Nonprofit theater company in New York, United States
Penguin Rep is a nonprofit theater company in Stony Point, New York, now in its 42nd season. Penguin Rep, dubbed "the gutsiest little theatre" by the New York Times, was founded by Joe Brancato, artistic director, with the aim of adding a new kind of theatre to the local cultural landscape: a professional enterprise dedicated to promoting new voices and works which enrich the body of American drama; nurturing and developing new talent for the stage; and reaching new audiences for theatre.

Under the leadership of Mr. Brancato, cited by The New York Times as "one of America's insightful young directors", and Executive Director Andrew M. Horn, the company has attracted more than 150,000 audience members from the lower Hudson Valley and beyond to its intimate 108-seat theatre.

Penguin Rep has presented more than 100 critically and popularly acclaimed productions, including premieres by such playwrights as Warren Leight (author of Side Man), Arthur Laurents (West Side Story), Elizabeth Swados (Runaways), William Mastrosimone (Extremities), and Ronald Harwood (Taking Sides).

==Past Successes==
From Door to Door by James Sherman, which opened Off Broadway at the Westside Arts Theatre.

Cobb by Lee Blessing, which won The Drama Desk Award, produced Off Broadway and in Los Angeles by Kevin Spacey.

Glimmer, Glimmer and Shine, by Tony winner Warren Leight. Produced at Manhattan Theatre Club and at Mark Taper Forum.

2½ Jews by Alan Brandt, produced nationwide at dozens of theatres.

The Marriage Fool by Richard Vetere.
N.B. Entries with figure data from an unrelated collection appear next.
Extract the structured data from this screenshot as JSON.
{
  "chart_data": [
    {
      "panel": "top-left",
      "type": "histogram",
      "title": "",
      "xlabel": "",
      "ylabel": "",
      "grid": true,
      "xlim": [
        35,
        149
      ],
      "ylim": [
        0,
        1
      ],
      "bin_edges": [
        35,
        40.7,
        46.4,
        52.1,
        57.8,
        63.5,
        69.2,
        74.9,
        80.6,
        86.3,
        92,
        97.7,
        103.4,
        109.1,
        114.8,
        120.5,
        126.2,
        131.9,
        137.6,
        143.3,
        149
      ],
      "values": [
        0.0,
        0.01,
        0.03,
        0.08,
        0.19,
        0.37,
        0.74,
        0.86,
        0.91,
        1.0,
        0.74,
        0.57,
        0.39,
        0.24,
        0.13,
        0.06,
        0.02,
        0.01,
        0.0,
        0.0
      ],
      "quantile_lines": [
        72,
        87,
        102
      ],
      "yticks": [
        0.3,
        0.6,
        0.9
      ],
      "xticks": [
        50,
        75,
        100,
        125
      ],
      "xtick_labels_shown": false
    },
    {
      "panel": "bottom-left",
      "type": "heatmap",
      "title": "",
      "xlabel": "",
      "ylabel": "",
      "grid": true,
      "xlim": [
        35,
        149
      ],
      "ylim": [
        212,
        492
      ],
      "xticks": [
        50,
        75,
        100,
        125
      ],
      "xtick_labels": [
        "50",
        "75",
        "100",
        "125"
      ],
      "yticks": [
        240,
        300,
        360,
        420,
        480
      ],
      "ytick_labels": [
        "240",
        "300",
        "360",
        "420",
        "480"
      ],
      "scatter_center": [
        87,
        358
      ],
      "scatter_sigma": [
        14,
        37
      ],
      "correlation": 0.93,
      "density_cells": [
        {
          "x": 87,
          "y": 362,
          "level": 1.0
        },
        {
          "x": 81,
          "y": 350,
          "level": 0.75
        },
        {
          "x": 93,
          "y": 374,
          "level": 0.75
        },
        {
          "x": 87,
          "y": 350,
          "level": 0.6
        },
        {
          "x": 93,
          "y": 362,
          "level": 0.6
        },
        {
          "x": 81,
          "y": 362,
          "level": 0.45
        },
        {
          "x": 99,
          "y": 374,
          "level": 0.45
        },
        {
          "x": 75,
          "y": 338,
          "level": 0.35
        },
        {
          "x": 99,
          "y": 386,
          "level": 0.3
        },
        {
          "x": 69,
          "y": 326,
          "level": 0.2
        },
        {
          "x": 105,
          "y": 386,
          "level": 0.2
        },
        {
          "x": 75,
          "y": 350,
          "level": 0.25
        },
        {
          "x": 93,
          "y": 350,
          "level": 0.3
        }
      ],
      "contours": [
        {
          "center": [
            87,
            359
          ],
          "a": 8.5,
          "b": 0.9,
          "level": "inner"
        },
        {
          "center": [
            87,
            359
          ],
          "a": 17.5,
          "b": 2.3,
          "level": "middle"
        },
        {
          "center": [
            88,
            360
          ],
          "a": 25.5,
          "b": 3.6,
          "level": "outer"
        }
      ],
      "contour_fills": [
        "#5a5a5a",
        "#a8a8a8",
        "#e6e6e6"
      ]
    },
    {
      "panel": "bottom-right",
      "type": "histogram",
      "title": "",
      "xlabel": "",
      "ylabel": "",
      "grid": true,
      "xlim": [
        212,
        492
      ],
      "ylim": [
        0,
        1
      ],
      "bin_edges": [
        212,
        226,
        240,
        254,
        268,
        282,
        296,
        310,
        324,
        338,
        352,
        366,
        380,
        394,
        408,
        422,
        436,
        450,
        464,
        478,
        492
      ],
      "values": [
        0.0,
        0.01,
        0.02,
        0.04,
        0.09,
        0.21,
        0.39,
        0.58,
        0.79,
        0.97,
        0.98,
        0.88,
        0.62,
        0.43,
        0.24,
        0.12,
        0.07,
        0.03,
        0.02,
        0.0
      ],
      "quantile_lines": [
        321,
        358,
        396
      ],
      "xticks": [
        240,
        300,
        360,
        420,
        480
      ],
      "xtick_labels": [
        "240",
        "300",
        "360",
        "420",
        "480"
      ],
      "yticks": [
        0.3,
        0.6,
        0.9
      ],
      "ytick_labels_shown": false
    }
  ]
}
Seen as a TV movie starring Carol Burnett and Walter Matthau.

One Shot, One Kill by Richard Vetere, produced Off Broadway at Primary Stages.

The Man Who Was Peter Pan by Allan Knee, commission by Penguin Executive Director Andrew Horn and adapted to the screen as Finding Neverland starring Johnny Depp.

The Devil's Music: The Life and Blues of Bessie Smith by Angelo Parra, which moved to The Hartford Stage, Florida Stage, Cape Playhouse, and George Street Playhouse, among other prestigious venues, and will begin touring the country in 2010.

Playing the Assassin by David Robson, which moved to TheaterWorks Hartford and Delaware Theatre Company.